La voce confermò lasciando intendere che a meno d’ulteriori informazioni non avrebbe aperto il portone.
“Sono Antonio. Antonio Grattini della ragioneria”.
“Ah. Scusami non ti avevo riconosciuto. Che succede?”
Le informazioni non erano sufficienti. Ma Antonio aveva troppo bisogno di parlare con qualcuno per essere disposto a tergiversare perciò, senza troppe formalità, chiese il permesso di salire.
“Certo. Ti apro. Scala B quarto piano”.
Nonostante la porta della cucina fosse stata socchiusa, Antonio percepì subito, entrando, l'odore di cibo.
“Scusami tanto se ti disturbo. Stavi mangiando.”
“Non preoccuparti” rispose Michele indicando la via per il salone. “Avevo quasi finito.”
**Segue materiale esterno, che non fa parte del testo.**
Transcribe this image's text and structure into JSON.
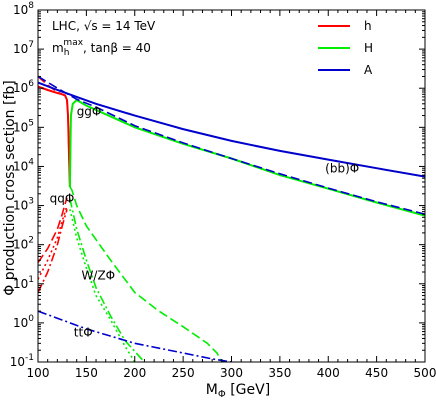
{
  "chart_data": {
    "type": "line",
    "title_lines": [
      "LHC, √s = 14 TeV",
      "m_h^max, tanβ = 40"
    ],
    "title_line1": "LHC, √s = 14 TeV",
    "title_line2_prefix": "m",
    "title_line2_sub": "h",
    "title_line2_sup": "max",
    "title_line2_rest": ", tanβ = 40",
    "xlabel": "M",
    "xlabel_sub": "Φ",
    "xlabel_rest": " [GeV]",
    "ylabel": "Φ production cross section [fb]",
    "xlim": [
      100,
      500
    ],
    "ylim": [
      0.1,
      100000000
    ],
    "yscale": "log",
    "x_ticks": [
      100,
      150,
      200,
      250,
      300,
      350,
      400,
      450,
      500
    ],
    "y_tick_exponents": [
      -1,
      0,
      1,
      2,
      3,
      4,
      5,
      6,
      7,
      8
    ],
    "y_tick_base": "10",
    "legend_position": "top-right",
    "legend": [
      {
        "label": "h",
        "color": "#ff0000"
      },
      {
        "label": "H",
        "color": "#00ee00"
      },
      {
        "label": "A",
        "color": "#0000cc"
      }
    ],
    "annotations": [
      {
        "text": "ggΦ",
        "at": [
          140,
          200000
        ]
      },
      {
        "text": "(bb)Φ",
        "at": [
          432,
          7000
        ]
      },
      {
        "text": "qqΦ",
        "at": [
          112,
          1200
        ]
      },
      {
        "text": "W/ZΦ",
        "at": [
          145,
          13
        ]
      },
      {
        "text": "ttΦ",
        "at": [
          137,
          0.45
        ]
      }
    ],
    "series": [
      {
        "process": "gg",
        "higgs": "h",
        "color": "#ff0000",
        "dash": "solid",
        "points": [
          [
            100,
            1100000
          ],
          [
            110,
            900000
          ],
          [
            120,
            750000
          ],
          [
            125,
            700000
          ],
          [
            128,
            650000
          ],
          [
            130,
            500000
          ],
          [
            131,
            200000
          ],
          [
            132,
            20000
          ],
          [
            133,
            3000
          ]
        ]
      },
      {
        "process": "bb",
        "higgs": "h",
        "color": "#ff0000",
        "dash": "dashed",
        "points": [
          [
            100,
            2000000
          ],
          [
            110,
            1200000
          ],
          [
            120,
            800000
          ],
          [
            125,
            700000
          ],
          [
            128,
            650000
          ],
          [
            130,
            500000
          ],
          [
            131,
            200000
          ],
          [
            132,
            20000
          ],
          [
            133,
            3000
          ]
        ]
      },
      {
        "process": "gg",
        "higgs": "H",
        "color": "#00ee00",
        "dash": "solid",
        "points": [
          [
            133,
            3000
          ],
          [
            134,
            200000
          ],
          [
            136,
            400000
          ],
          [
            140,
            500000
          ],
          [
            150,
            360000
          ],
          [
            200,
            100000
          ],
          [
            250,
            38000
          ],
          [
            300,
            16000
          ],
          [
            350,
            6000
          ],
          [
            400,
            2700
          ],
          [
            450,
            1200
          ],
          [
            500,
            550
          ]
        ]
      },
      {
        "process": "bb",
        "higgs": "H",
        "color": "#00ee00",
        "dash": "dashed",
        "points": [
          [
            133,
            3000
          ],
          [
            134,
            200000
          ],
          [
            136,
            400000
          ],
          [
            140,
            500000
          ],
          [
            150,
            360000
          ],
          [
            200,
            100000
          ],
          [
            250,
            38000
          ],
          [
            300,
            16000
          ],
          [
            350,
            6000
          ],
          [
            400,
            2700
          ],
          [
            450,
            1200
          ],
          [
            500,
            550
          ]
        ]
      },
      {
        "process": "gg",
        "higgs": "A",
        "color": "#0000cc",
        "dash": "solid",
        "points": [
          [
            100,
            1400000
          ],
          [
            120,
            900000
          ],
          [
            140,
            600000
          ],
          [
            160,
            400000
          ],
          [
            200,
            200000
          ],
          [
            250,
            90000
          ],
          [
            300,
            45000
          ],
          [
            350,
            25000
          ],
          [
            400,
            15000
          ],
          [
            450,
            9000
          ],
          [
            500,
            5500
          ]
        ]
      },
      {
        "process": "bb",
        "higgs": "A",
        "color": "#0000cc",
        "dash": "dashed",
        "points": [
          [
            100,
            2000000
          ],
          [
            120,
            1000000
          ],
          [
            140,
            520000
          ],
          [
            160,
            330000
          ],
          [
            200,
            110000
          ],
          [
            250,
            40000
          ],
          [
            300,
            16000
          ],
          [
            350,
            6500
          ],
          [
            400,
            2800
          ],
          [
            450,
            1250
          ],
          [
            500,
            600
          ]
        ]
      },
      {
        "process": "qq",
        "higgs": "h",
        "color": "#ff0000",
        "dash": "dashed",
        "points": [
          [
            100,
            35
          ],
          [
            110,
            80
          ],
          [
            120,
            250
          ],
          [
            125,
            600
          ],
          [
            128,
            1100
          ],
          [
            130,
            1600
          ]
        ]
      },
      {
        "process": "qq",
        "higgs": "H",
        "color": "#00ee00",
        "dash": "dashed",
        "points": [
          [
            133,
            3000
          ],
          [
            135,
            2500
          ],
          [
            140,
            1000
          ],
          [
            150,
            300
          ],
          [
            175,
            40
          ],
          [
            200,
            6
          ],
          [
            225,
            2
          ],
          [
            250,
            0.8
          ],
          [
            275,
            0.3
          ],
          [
            285,
            0.17
          ],
          [
            290,
            0.1
          ]
        ]
      },
      {
        "process": "WZ",
        "higgs": "h",
        "color": "#ff0000",
        "dash": "dotted",
        "points": [
          [
            100,
            13
          ],
          [
            110,
            40
          ],
          [
            120,
            150
          ],
          [
            125,
            400
          ],
          [
            130,
            1000
          ]
        ]
      },
      {
        "process": "WZ",
        "higgs": "h",
        "color": "#ff0000",
        "dash": "dashdot",
        "points": [
          [
            100,
            6
          ],
          [
            110,
            20
          ],
          [
            120,
            100
          ],
          [
            125,
            300
          ],
          [
            130,
            800
          ]
        ]
      },
      {
        "process": "WZ",
        "higgs": "H",
        "color": "#00ee00",
        "dash": "dotted",
        "points": [
          [
            133,
            800
          ],
          [
            140,
            150
          ],
          [
            150,
            25
          ],
          [
            160,
            5
          ],
          [
            175,
            1.2
          ],
          [
            190,
            0.25
          ],
          [
            200,
            0.1
          ]
        ]
      },
      {
        "process": "WZ",
        "higgs": "H",
        "color": "#00ee00",
        "dash": "dashdot",
        "points": [
          [
            133,
            1500
          ],
          [
            140,
            250
          ],
          [
            150,
            40
          ],
          [
            160,
            8
          ],
          [
            175,
            1.5
          ],
          [
            190,
            0.35
          ],
          [
            210,
            0.1
          ]
        ]
      },
      {
        "process": "tt",
        "higgs": "A",
        "color": "#0000cc",
        "dash": "dashdot",
        "points": [
          [
            100,
            2
          ],
          [
            150,
            0.7
          ],
          [
            200,
            0.3
          ],
          [
            250,
            0.17
          ],
          [
            280,
            0.12
          ],
          [
            300,
            0.1
          ]
        ]
      }
    ]
  }
}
Antonio non si mosse. Fermo sulla porta sembrava indeciso se rimanere od andare via. Gli si poteva leggere nell'espressione grinzosa della faccia e nelle mani serrate a pugno un grosso conflitto interiore. Michele non l'aveva mai visto così. Non che lo conoscesse benissimo, erano nello stesso ufficio da quattro anni, ma avevano sempre lavorato in settori diversi.
“Preferisco andare in cucina. Così non avrò troppi sensi di colpa se parliamo mentre finisci di mangiare.”
Michele provò a ripetere che non era importante. Ma l'altro era deciso e lui aveva appena messo nel forno a microonde il timballo che gli aveva lasciato la sua domestica. “Sai, a mensa si mangia decisamente da schifo. Sì, lo so. E poi noi single... Ma certo! Allora per di qua, seguimi…”
Le formalità erano esaurite. Volgendogli le spalle e trattenendo la salivazione Michele aprì lo sportelletto e con una forchetta fece scivolare la pasta nel piatto:
“Scusa se non ti ho riconosciuto, prima al citofono, è che mi sarei aspettato chiunque...”
“Sono io che mi devo scusare per essere piombato qui, a casa tua all'ora di cena.”
Michele fece un gesto con una mano come per dire che non valeva la pena di fare tutti quei convenevoli, ma gli venne veloce e si maledisse per aver rischiato l'equilibrio del timballo.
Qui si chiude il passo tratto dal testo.